I ate some BBQ, then decided to just hang out with some friends from out of town that I never get to see. These ribs would make it a few more hours on their own, and every beer helped nurse the pain. Actually, seeing good friends is what really nursed the pain.
Things loosened up out on the road and everyone from first place on down was covered in mud. Awesome.
I think I made it home eventually? Sunday I took a trip to the hospital where I was diagnosed as having bruised ribs. BEST NEWS EVER as I was waiting to make the call on the next two upcoming races. I am still able to ride and still in the game.

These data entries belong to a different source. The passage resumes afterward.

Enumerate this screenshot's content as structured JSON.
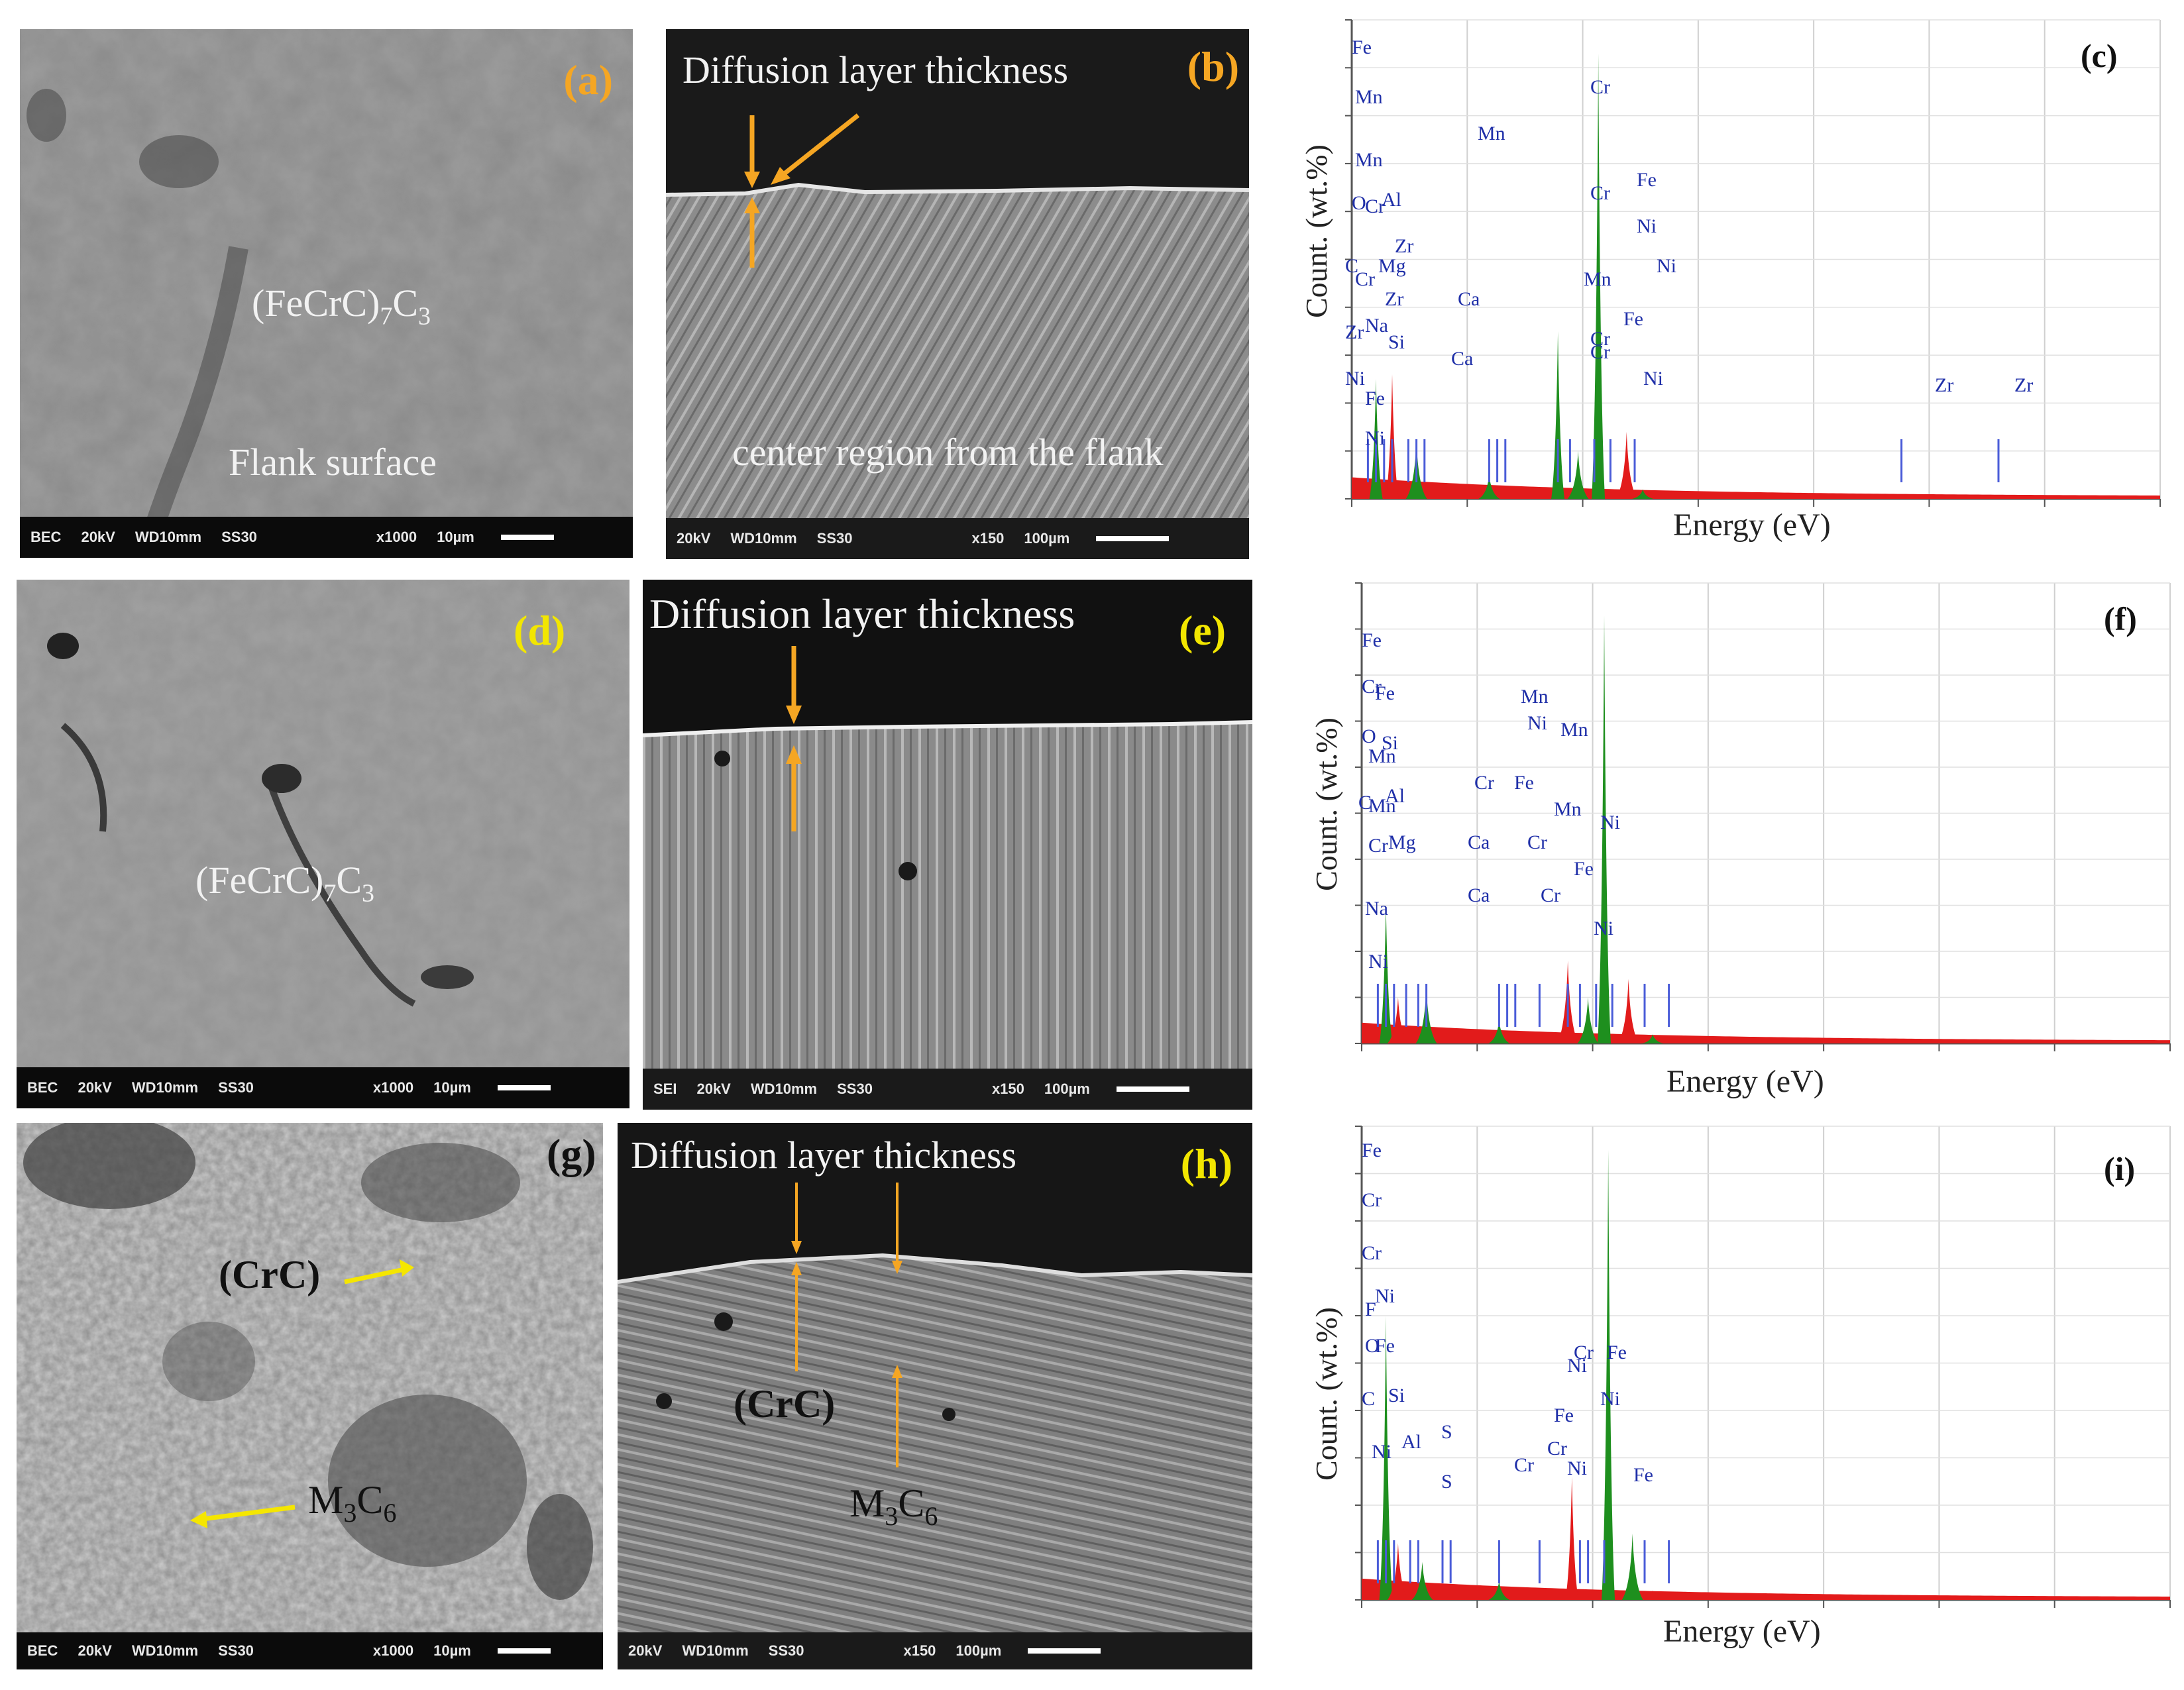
{
  "panels": {
    "a": {
      "label": "(a)",
      "phase": "(FeCrC)",
      "phase_sub1": "7",
      "phase_mid": "C",
      "phase_sub2": "3",
      "region": "Flank surface",
      "info": [
        "BEC",
        "20kV",
        "WD10mm",
        "SS30",
        "x1000",
        "10µm"
      ]
    },
    "b": {
      "label": "(b)",
      "title": "Diffusion layer thickness",
      "region": "center region from the flank",
      "info": [
        "20kV",
        "WD10mm",
        "SS30",
        "x150",
        "100µm"
      ]
    },
    "c": {
      "label": "(c)"
    },
    "d": {
      "label": "(d)",
      "phase": "(FeCrC)",
      "phase_sub1": "7",
      "phase_mid": "C",
      "phase_sub2": "3",
      "info": [
        "BEC",
        "20kV",
        "WD10mm",
        "SS30",
        "x1000",
        "10µm"
      ]
    },
    "e": {
      "label": "(e)",
      "title": "Diffusion layer thickness",
      "info": [
        "SEI",
        "20kV",
        "WD10mm",
        "SS30",
        "x150",
        "100µm"
      ]
    },
    "f": {
      "label": "(f)"
    },
    "g": {
      "label": "(g)",
      "phase1": "(CrC)",
      "phase2": "M",
      "phase2_sub1": "3",
      "phase2_mid": "C",
      "phase2_sub2": "6",
      "info": [
        "BEC",
        "20kV",
        "WD10mm",
        "SS30",
        "x1000",
        "10µm"
      ]
    },
    "h": {
      "label": "(h)",
      "title": "Diffusion layer thickness",
      "phase1": "(CrC)",
      "phase2": "M",
      "phase2_sub1": "3",
      "phase2_mid": "C",
      "phase2_sub2": "6",
      "info": [
        "20kV",
        "WD10mm",
        "SS30",
        "x150",
        "100µm"
      ]
    },
    "i": {
      "label": "(i)"
    }
  },
  "eds_axes": {
    "ylabel": "Count. (wt.%)",
    "xlabel": "Energy (eV)"
  },
  "colors": {
    "label_orange": "#f5a623",
    "label_yellow": "#f2e600",
    "arrow_orange": "#f5a623",
    "arrow_yellow": "#f5e600",
    "element_blue": "#1f2fa8",
    "peak_green": "#1e8f1e",
    "bg_red": "#e21b1b",
    "marker_blue": "#4a5cd8"
  },
  "chart_data": [
    {
      "type": "area",
      "panel": "c",
      "element_labels": [
        "Fe",
        "Mn",
        "Mn",
        "O",
        "Cr",
        "Al",
        "C",
        "Cr",
        "Mg",
        "Zr",
        "Zr",
        "Zr",
        "Na",
        "Si",
        "Ni",
        "Fe",
        "Ni",
        "Mn",
        "Cr",
        "Cr",
        "Fe",
        "Ni",
        "Cr",
        "Ni",
        "Ca",
        "Mn",
        "Fe",
        "Ca",
        "Cr",
        "Ni",
        "Zr",
        "Zr"
      ],
      "peaks": [
        {
          "x": 0.03,
          "y": 0.25
        },
        {
          "x": 0.05,
          "y": 0.26
        },
        {
          "x": 0.08,
          "y": 0.12
        },
        {
          "x": 0.17,
          "y": 0.05
        },
        {
          "x": 0.255,
          "y": 0.35
        },
        {
          "x": 0.28,
          "y": 0.1
        },
        {
          "x": 0.305,
          "y": 0.93
        },
        {
          "x": 0.34,
          "y": 0.14
        },
        {
          "x": 0.36,
          "y": 0.02
        }
      ]
    },
    {
      "type": "area",
      "panel": "f",
      "element_labels": [
        "Fe",
        "Cr",
        "Fe",
        "O",
        "Si",
        "Mn",
        "C",
        "Mn",
        "Al",
        "Cr",
        "Mg",
        "Na",
        "Ni",
        "Mn",
        "Ni",
        "Mn",
        "Cr",
        "Fe",
        "Mn",
        "Ni",
        "Ca",
        "Cr",
        "Fe",
        "Ca",
        "Cr",
        "Ni"
      ],
      "peaks": [
        {
          "x": 0.03,
          "y": 0.3
        },
        {
          "x": 0.045,
          "y": 0.1
        },
        {
          "x": 0.08,
          "y": 0.12
        },
        {
          "x": 0.17,
          "y": 0.05
        },
        {
          "x": 0.255,
          "y": 0.18
        },
        {
          "x": 0.28,
          "y": 0.1
        },
        {
          "x": 0.3,
          "y": 0.93
        },
        {
          "x": 0.33,
          "y": 0.14
        },
        {
          "x": 0.36,
          "y": 0.02
        }
      ]
    },
    {
      "type": "area",
      "panel": "i",
      "element_labels": [
        "Fe",
        "Cr",
        "Cr",
        "F",
        "Ni",
        "O",
        "Fe",
        "C",
        "Si",
        "Ni",
        "Al",
        "S",
        "S",
        "Fe",
        "Cr",
        "Cr",
        "Ni",
        "Cr",
        "Ni",
        "Fe",
        "Ni",
        "Fe"
      ],
      "peaks": [
        {
          "x": 0.03,
          "y": 0.6
        },
        {
          "x": 0.045,
          "y": 0.12
        },
        {
          "x": 0.075,
          "y": 0.08
        },
        {
          "x": 0.17,
          "y": 0.04
        },
        {
          "x": 0.26,
          "y": 0.26
        },
        {
          "x": 0.305,
          "y": 0.95
        },
        {
          "x": 0.335,
          "y": 0.14
        },
        {
          "x": 0.36,
          "y": 0.02
        }
      ]
    }
  ]
}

What did I learn from this year’s CIRREM?
Do a better job at choosing tires, in fact I am ordering some 38c studs for next winter… just in case
If it is anywhere near 32 degrees, put the feed tube warmer on the GD Camelback. Duh.
Even if I can’t hang with the lead group, at least start with them so I am not stuck behind people.
Bar Mitts probably saved me from a broken wrist or collar bone. If I had been able to get my hands of the bars faster it could have been a disaster.
Never forget your flask. I forgot mine, it’s always good to have on hand in case you have to wait for a sag.
Other than the wrecking and positioning I had the proper nutrition before and during, and was dressed perfectly for the temperature. I wasn’t riding a borrowed bike this year, which was a big plus, and had no major mechanical problems aside from a little shifting issue here and there.
Overall I would say it was a good run, and I wish that I had been able to finish the ride. It was great to have the opportunity to see some good friends, I can’t wait until next year.
Until We Meet Again, CIRREM…
if you made it this far, go grab a brewski…you deserve it.